MMP2 and MMP9 are Associated with Apical Periodontitis Progression and Might be Modulated by TLR2 and MyD88

The aim of this study was to evaluate the expression of MMP2 and MMP9 during apical periodontitis (AP) progression in TLR2 (TLR2 KO) and in MyD88 (MyD88 KO) knockout mice compared to wild type (WT) mice. AP was induced in mandibular first molars of TLR2 KO (n= 18), MyD88 KO (n= 18), and WT mice (n= 18).
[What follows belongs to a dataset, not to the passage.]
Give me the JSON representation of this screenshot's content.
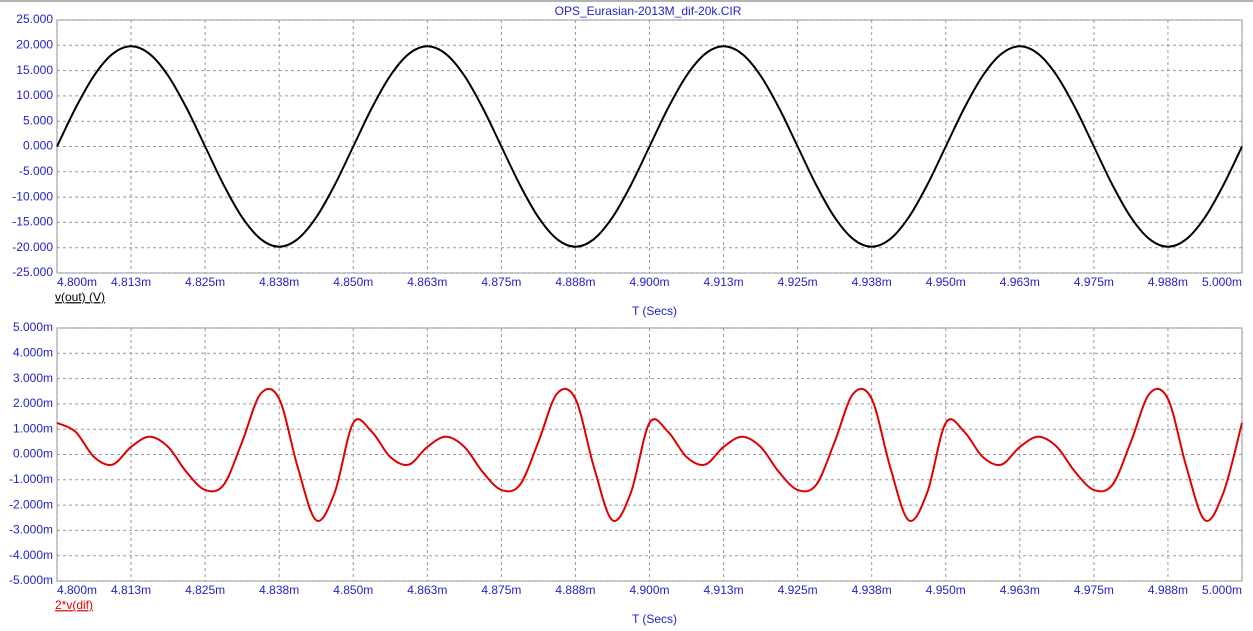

After 7, 21, and 42 days, the animals were euthanized and the jaws were dissected and subjected to histotechnical processing. Subsequent sections were stained by immunohistochemistry and evaluated for detection of MMP2 and MMP9. Statistical analysis of the semi-quantitative analysis of immunohistochemistry was performed using chi-square test (α = 0.05). In the initial periods of AP progression, an increased expression of MMP9 in the TLR2 KO and MyD88 KO mice was observed. In the final periods of AP progression, a reduction of MMP2 expression and an increase of MMP9 expression in the TLR2 KO mice were observed. MMP2 and MMP9 production was modulated for TLR2 and MyD88 during apical periodontitis progression.